4. Robel obtained a loan of Birr 250,000 from the commercial bank of Ethiopia. If the rate of interest is 8% per annum compounded annually and repaid Birr 50, 000 at the end of first year. What amount will he has to pay to the bank after 2 years to discharge his debt?

5 answers

To solve this problem, we need to calculate the remaining balance after the first year and then add the interest for the second year.

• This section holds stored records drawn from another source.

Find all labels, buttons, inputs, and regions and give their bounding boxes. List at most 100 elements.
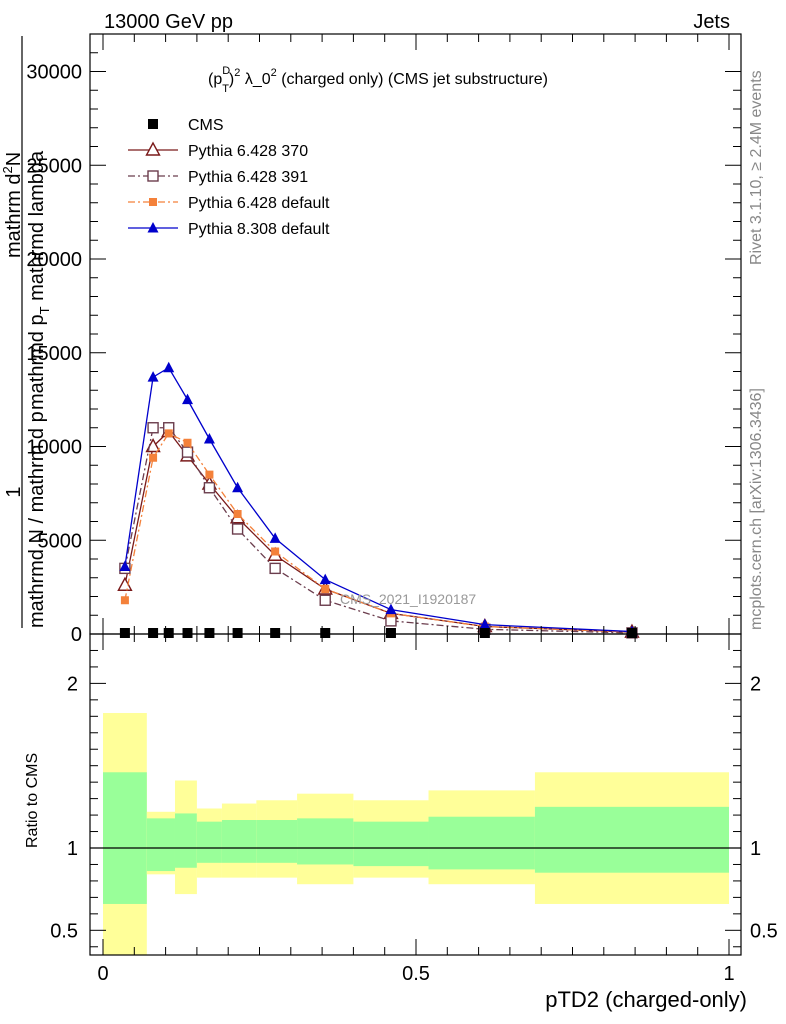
legend-marker-cms	[148, 119, 158, 129]
main-panel: 0 5000 10000 15000 20000 25000 30000 CMS_2021_…	[0, 33, 742, 646]
data-point-pydef	[149, 453, 158, 462]
plot-title: (pD T)2 λ_02 (charged only) (CMS jet subs…	[208, 65, 548, 95]
ratio-y-tick-label-right: 0.5	[750, 920, 778, 942]
legend-label: Pythia 6.428 default	[188, 195, 330, 212]
ratio-band-inner	[353, 821, 429, 867]
data-point-pydef	[164, 429, 173, 438]
ratio-band-inner	[221, 820, 257, 863]
data-point-pydef	[321, 585, 330, 593]
ratio-band-inner	[196, 821, 222, 863]
data-point-cms	[320, 628, 331, 638]
ylabel-numerator: mathrm d2N	[0, 152, 25, 258]
legend: CMS Pythia 6.428 370 Pythia 6.428 391 Pythi…	[128, 117, 330, 238]
data-point-py391	[231, 523, 244, 535]
rivet-label: Rivet 3.1.10, ≥ 2.4M events	[748, 70, 765, 265]
legend-item-cms: CMS	[148, 117, 224, 134]
ratio-band-inner	[103, 772, 147, 904]
data-point-py8	[182, 393, 194, 405]
header-right: Jets	[693, 11, 730, 33]
ratio-panel: 0.5 0.51 12 2 0 0.5 1 Ratio to CMS pTD2 (char…	[24, 633, 778, 1012]
legend-marker-py8	[147, 222, 159, 233]
header-left: 13000 GeV pp	[104, 11, 233, 33]
data-point-py391	[269, 562, 281, 575]
legend-item-py370: Pythia 6.428 370	[128, 141, 308, 160]
series-line-pydef	[124, 432, 632, 633]
legend-label: CMS	[188, 117, 224, 134]
ratio-y-axis: 0.5 0.5 1 1 2 2	[50, 649, 778, 948]
data-point-cms	[626, 628, 637, 638]
watermark: CMS_2021_I1920187	[340, 591, 476, 607]
data-point-pydef	[205, 470, 214, 479]
data-point-py8	[479, 618, 491, 630]
legend-marker-py370	[145, 141, 161, 156]
ylabel-mid: mathrmd pT mathrmd lambda	[26, 150, 52, 410]
y-tick-label: 5000	[38, 530, 83, 552]
x-tick-label: 1	[723, 963, 734, 985]
ratio-y-label: Ratio to CMS	[24, 753, 41, 848]
x-axis-label: pTD2 (charged-only)	[545, 987, 747, 1012]
ratio-y-tick-label-right: 2	[750, 673, 761, 695]
legend-label: Pythia 6.428 391	[188, 169, 308, 186]
data-point-pydef	[120, 596, 129, 605]
y-tick-label: 0	[71, 624, 82, 646]
y-tick-label: 25000	[26, 155, 82, 177]
legend-label: Pythia 8.308 default	[188, 221, 330, 238]
data-point-py8	[119, 560, 131, 571]
ylabel-denominator: mathrmd N / mathrm d p	[26, 411, 48, 628]
data-point-py8	[269, 532, 281, 543]
data-point-py391	[203, 482, 216, 494]
data-point-pydef	[233, 510, 242, 518]
ratio-band-inner	[428, 816, 535, 870]
data-point-pydef	[183, 438, 192, 447]
ratio-band-inner	[174, 813, 197, 868]
data-point-py8	[163, 361, 175, 373]
data-point-cms	[204, 628, 215, 638]
ratio-y-tick-label-right: 1	[750, 838, 761, 860]
data-point-cms	[270, 628, 281, 638]
data-point-py8	[385, 603, 397, 615]
ratio-y-tick-label: 1	[67, 838, 78, 860]
ratio-y-tick-label: 0.5	[50, 920, 78, 942]
mcplots-label: mcplots.cern.ch [arXiv:1306.3436]	[748, 388, 765, 630]
data-point-py8	[147, 371, 159, 382]
data-point-py8	[203, 433, 215, 444]
y-tick-label: 10000	[26, 437, 82, 459]
data-point-py391	[181, 446, 194, 458]
data-point-cms	[163, 628, 174, 638]
ratio-band-inner	[297, 818, 354, 865]
legend-label: Pythia 6.428 370	[188, 143, 308, 160]
ratio-band-inner	[256, 820, 298, 863]
data-point-py8	[319, 573, 331, 585]
legend-item-py391: Pythia 6.428 391	[128, 169, 308, 186]
data-point-py8	[232, 481, 244, 493]
x-tick-label: 0.5	[402, 963, 430, 985]
data-point-cms	[479, 628, 490, 638]
y-tick-label: 20000	[26, 249, 82, 271]
main-y-label: 1 mathrmd N / mathrm d p mathrmd pT math…	[0, 36, 52, 628]
ratio-band-inner	[146, 818, 175, 872]
legend-marker-py391	[147, 170, 159, 182]
data-point-cms	[148, 628, 159, 638]
y-tick-label: 30000	[26, 62, 82, 84]
ratio-bands	[103, 713, 729, 955]
ylabel-one: 1	[3, 486, 25, 497]
data-point-py391	[319, 594, 331, 606]
y-tick-label: 15000	[26, 343, 82, 365]
series-cms	[119, 628, 637, 638]
legend-item-pydef: Pythia 6.428 default	[128, 195, 330, 212]
main-y-axis: 0 5000 10000 15000 20000 25000 30000	[26, 52, 741, 646]
data-point-pydef	[271, 547, 280, 556]
x-tick-label: 0	[97, 963, 108, 985]
ratio-y-tick-label: 2	[67, 673, 78, 695]
data-point-cms	[232, 628, 243, 638]
main-x-ticks	[102, 34, 730, 634]
data-point-cms	[119, 628, 130, 638]
ratio-x-axis: 0 0.5 1	[97, 634, 735, 985]
legend-item-py8: Pythia 8.308 default	[128, 221, 330, 238]
data-point-cms	[385, 628, 396, 638]
ratio-band-inner	[534, 806, 729, 873]
data-point-cms	[182, 628, 193, 638]
data-point-py391	[147, 422, 159, 434]
legend-marker-pydef	[149, 198, 157, 206]
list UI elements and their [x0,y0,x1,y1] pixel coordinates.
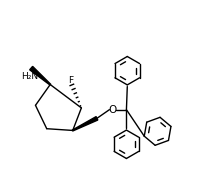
Polygon shape [30,66,50,85]
Polygon shape [72,117,98,131]
Text: F: F [68,76,73,85]
Text: H₂N: H₂N [22,72,39,81]
Text: O: O [108,105,117,115]
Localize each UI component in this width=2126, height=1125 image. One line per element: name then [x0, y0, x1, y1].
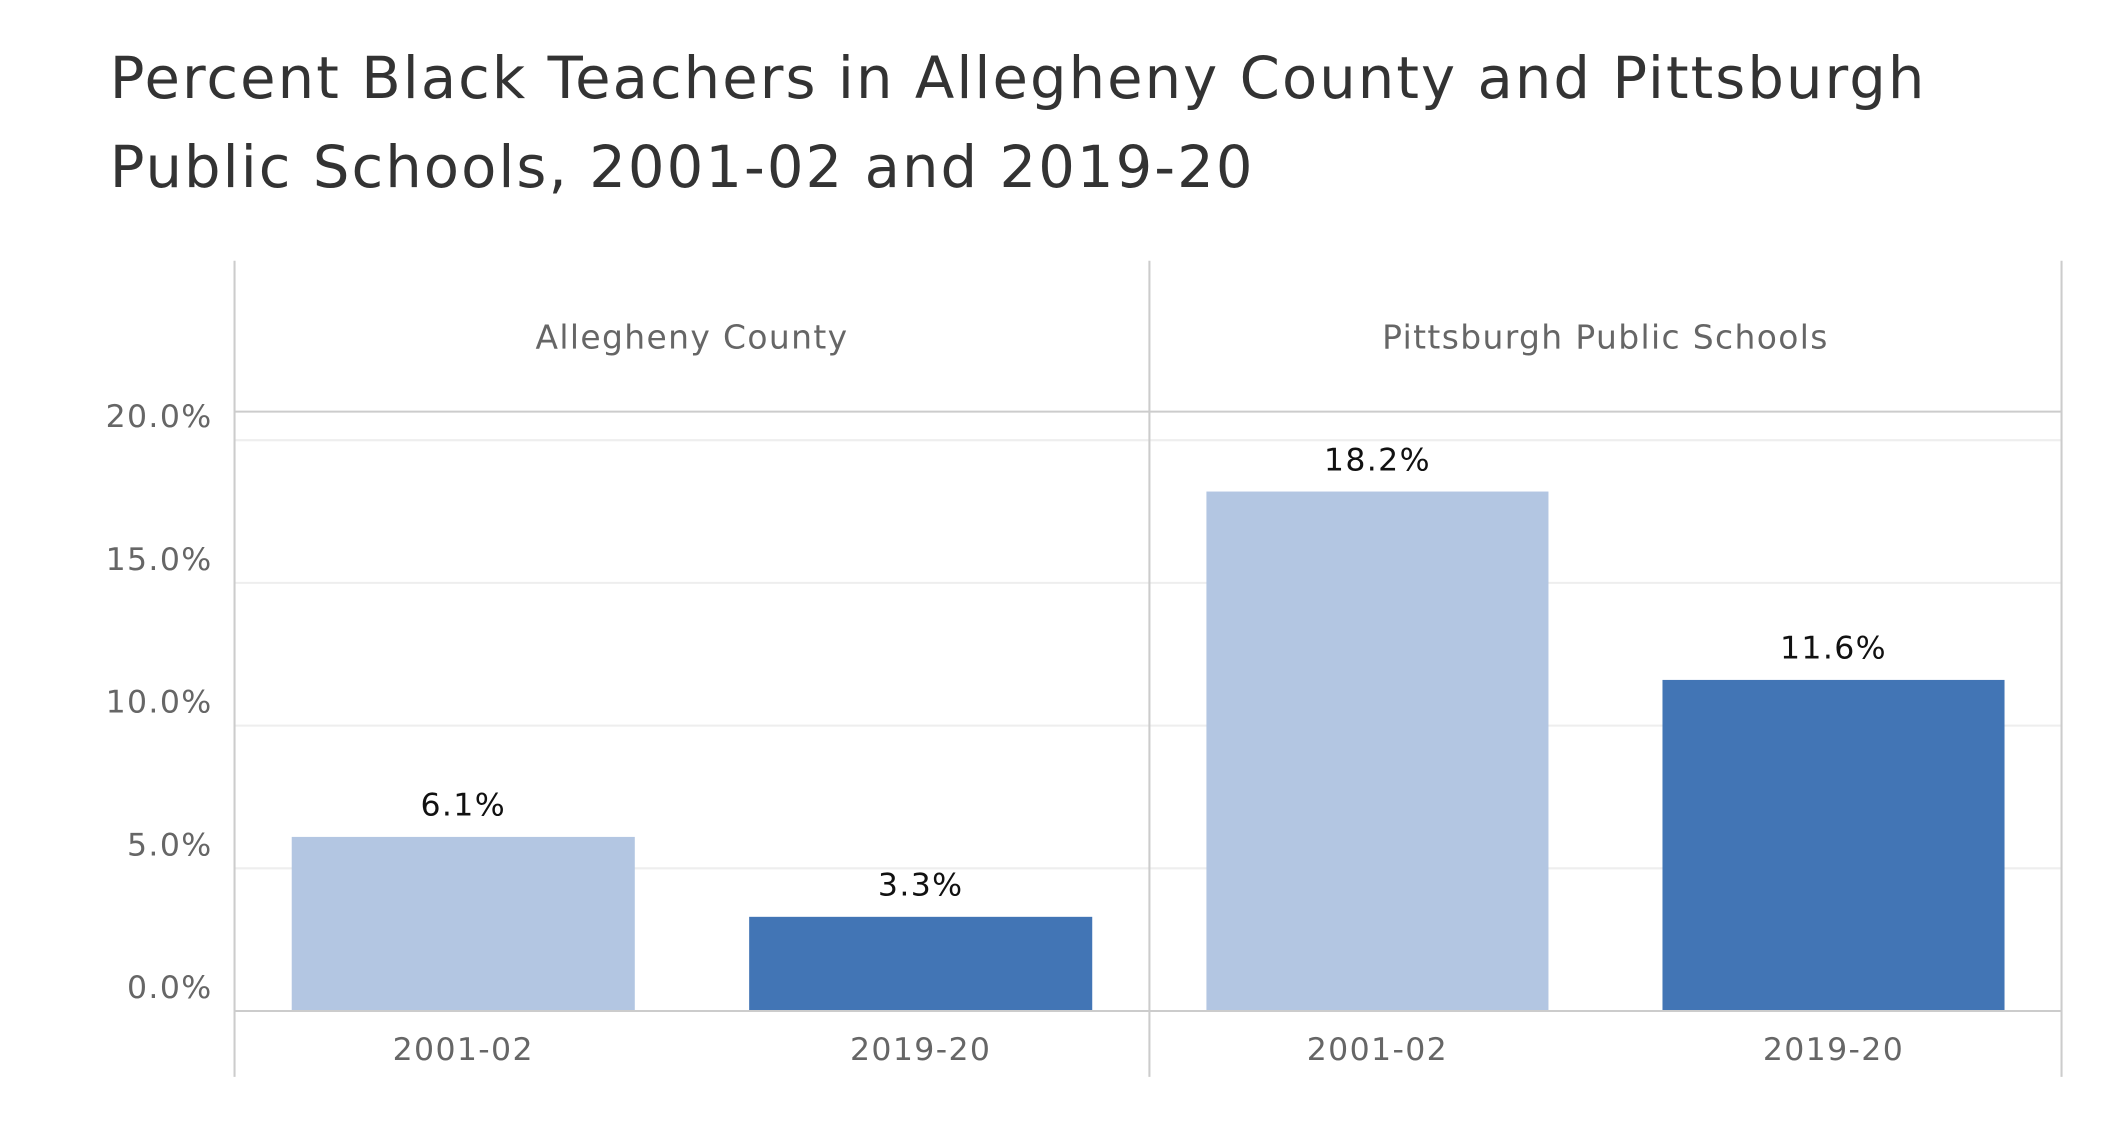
y-tick-label: 10.0%: [106, 685, 213, 721]
y-tick-label: 0.0%: [127, 970, 213, 1006]
bar: [291, 836, 635, 1012]
x-tick-label: 2001-02: [393, 1032, 534, 1068]
facet-label: Allegheny County: [535, 317, 848, 356]
bar: [1206, 491, 1549, 1012]
value-label: 6.1%: [420, 788, 506, 824]
chart-title-line-1: Percent Black Teachers in Allegheny Coun…: [110, 45, 1927, 112]
x-tick-label: 2019-20: [850, 1032, 991, 1068]
value-label: 18.2%: [1324, 442, 1431, 478]
y-tick-label: 20.0%: [106, 399, 213, 435]
value-label: 11.6%: [1780, 631, 1887, 667]
bar: [1662, 679, 2005, 1012]
bar: [749, 916, 1093, 1012]
facet-label: Pittsburgh Public Schools: [1382, 317, 1829, 356]
chart-title-line-2: Public Schools, 2001-02 and 2019-20: [110, 134, 1255, 201]
x-tick-label: 2001-02: [1307, 1032, 1448, 1068]
value-label: 3.3%: [878, 868, 964, 904]
y-tick-label: 5.0%: [127, 827, 213, 863]
x-tick-label: 2019-20: [1763, 1032, 1904, 1068]
y-tick-label: 15.0%: [106, 542, 213, 578]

After the first year, Robel repaid Birr 50,000. Therefore, the remaining balance is:

250,000 - 50,000 = Birr 200,000

Now, we need to calculate the interest for the second year. The formula for compound interest is:

A = P(1 + r/n)^(nt)

Where:
A = the final amount (including interest)
P = the principal amount (initial loan amount)
r = annual interest rate (8% or 0.08)
n = number of times interest is compounded per year (compounded annually, so n = 1)
t = number of years (2)

Plugging in the values:

A = 200,000(1 + 0.08/1)^(1*2)
= 200,000(1 + 0.08)^2
= 200,000(1.08)^2
= 200,000(1.1664)
= Birr 233,280

Therefore, Robel will have to pay Birr 233,280 to the bank after 2 years to discharge his debt.
5. What sum of money will amount to Birr 21296 in 3 years at 10% per annum, compounded annually?
To find the principal amount that will amount to Birr 21,296 in 3 years at a 10% interest rate compounded annually, we can use the formula for compound interest:

A = P(1 + r/n)^(nt)

Where:
A = the final amount
P = the principal amount
r = annual interest rate
n = number of times interest is compounded per year
t = number of years

Given:
A = Birr 21,296
r = 10% or 0.10
n = 1 (compounded annually)
t = 3

Plugging in the values:

21,296 = P(1 + 0.10/1)^(1*3)
Dividing both sides by (1.10)^3:

21,296 / (1.10)^3 = P

Calculating (1.10)^3:

21,296 / 1.331 = P

P ≈ Birr 15,999.40

Therefore, a principal amount of approximately Birr 15,999.40 will amount to Birr 21,296 in 3 years at a 10% interest rate compounded annually.
2. Compare the simple interest and compound interest on Birr 8,000 at 10 % per annum for three years if the interest is compounded annually
To compare the simple interest and compound interest on Birr 8,000 at a 10% interest rate per annum for three years, we can calculate both using the formulas for simple interest and compound interest.

Simple Interest:
Simple interest is calculated using the formula:

I = P * r * t

Where:
I = interest
P = principal amount
r = annual interest rate
t = number of years

For the given values:
P = Birr 8,000
r = 10% or 0.10
t = 3

Substituting the values into the formula:

I = 8,000 * 0.10 * 3
= Birr 2,400

Therefore, the simple interest after three years would be Birr 2,400.

Compound Interest:
Compound interest is calculated using the formula:

A = P * (1 + r/n)^(nt) - P

Where:
A = amount (including principal and interest)
P = principal amount
r = annual interest rate
n = number of times interest is compounded per year
t = number of years

For the given values:
P = Birr 8,000
r = 10% or 0.10
n = 1 (compounded annually)
t = 3

Substituting the values into the formula:

A = 8,000 * (1 + 0.10/1)^(1*3) - 8,000
≈ 8,000 * (1.10)^3 - 8,000
≈ 8,000 * 1.331 - 8,000
≈ Birr 10,648 - 8,000
≈ Birr 2,648

Therefore, the compound interest after three years would be Birr 2,648.

In conclusion, the simple interest would be Birr 2,400 and the compound interest would be Birr 2,648 for Birr 8,000 at a 10% interest rate compounded annually for three years.